- Disclaimer -

I mean that. Seriously, you don't have to read this, you know. There are plenty of better things to do with your time. Time is valuable. You'll thank me in the long run (actually you won't, will you, you ungrateful bastard? You won't even give it a second thought and nor should you).

It was originally quite vague, but it's now known by a few people (luckily, people that I like).

Any views expressed of course, are my own.

Of course, if you do stumble upon this and don't know me, feel free to get in touch, it'll be interesting.

Saturday, 17 September 2016

Second Hand CDs (Afterword)

Further to this and its second bit, this, I've been asked about how the CD reseller market works.  I'm no expert - for that you'll have to go to the source(s), I think - but I think I've got a pretty good idea about the market and how it operates (for now).

To get this, you have to assume the role of a major seller on Amazon, as covered in the previous posts.  You can't do it if you're just selling the odd CD here and there.  You need to maintain a presence of sorts, which means covering all the bases that you can with the stock you have.  You'll be beaten down to a penny by the other big boys, but that isn't really a problem.

You will get sales at the price you set, so long as it is the lowest price.  This can't really be stressed enough.  It is the business model and it works as long as you have what you say you have in stock, actually in stock (if you haven't, you're in for a whole world of hurt).

As I've mentioned before (repeatedly) the cost of sending a standard CD, packaged in a way to get it there in one piece will cost you £1.20 (second class) or £1.27 (first class), which - and I think I might have commented on this before, y'know - fits conveniently closely with Amazon's default postage rate of £1.26 per CD.  NOT THAT THERE'S ANYTHING GOING ON THERE.  OH NO.

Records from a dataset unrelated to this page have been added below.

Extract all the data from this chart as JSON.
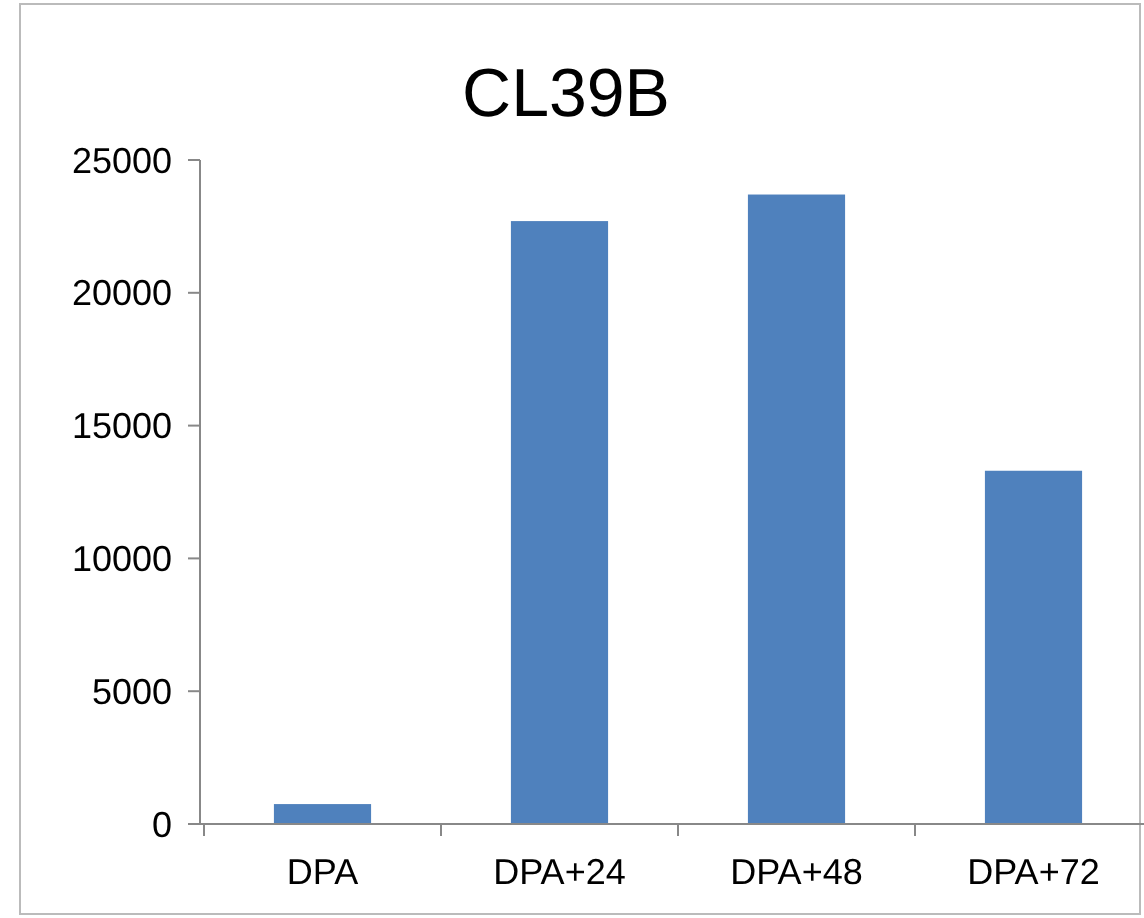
{
  "chart_data": {
    "type": "bar",
    "title": "CL39B",
    "categories": [
      "DPA",
      "DPA+24",
      "DPA+48",
      "DPA+72"
    ],
    "values": [
      750,
      22700,
      23700,
      13300
    ],
    "color": "#4f81bd",
    "ylim": [
      0,
      25000
    ],
    "yticks": [
      0,
      5000,
      10000,
      15000,
      20000,
      25000
    ],
    "grid": false
  }
}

But that's largely irrelevant, as the large resellers are sending out hundreds - or thousands - of such packages a day, which means that - unless they're very stupid - they will have negotiated a postage discount (almost certainly with the Royal Mail; they have the infrastructure in place to do it whereas the others would struggle, I think) based on volume.  Depending on the quantity that they send out each day, they'll get something between a 25% and 40% discount on their postage if they can demonstrate that they're sending more than about 750 - 1000 packages a day.  A postage sticker has to be applied, sure, but it's not a conventional stamp, it's really just a barcode that confirms valid postage (with the requisite discount).  Plus the Royal Mail will come round to their place of business to pick up the packages, as an added bonus.

It's the world in which we live.  It makes sense on both sides; the Mail get to control the flow of post and the reseller doesn't have to piss about with individual postage and all that stuff.  But it does skew heavily towards the big players and it certainly sheds light on the overall business model of the big resellers.  They can make something like £0.50 a CD by selling at £0.01, simply through maintaining a volume send-out each day.  That's why what looks as though it's mad - a CD for one pence! (plus postage) - makes sense.

And that's why they'll always beat the little sellers; minor sellers just can't negotiate similar postage discounts to make the model work.

At the moment, there's probably about six or seven UK-based vendors making money from this, but the situation won't last forever.  Fewer and fewer physical CDs are being sold and - give it a few years, five at the maximum - the market will be all but dead.  There'll always be a market for weird collector types, but it'll be very much on a one to one basis.  And that's an entirely different market altogether.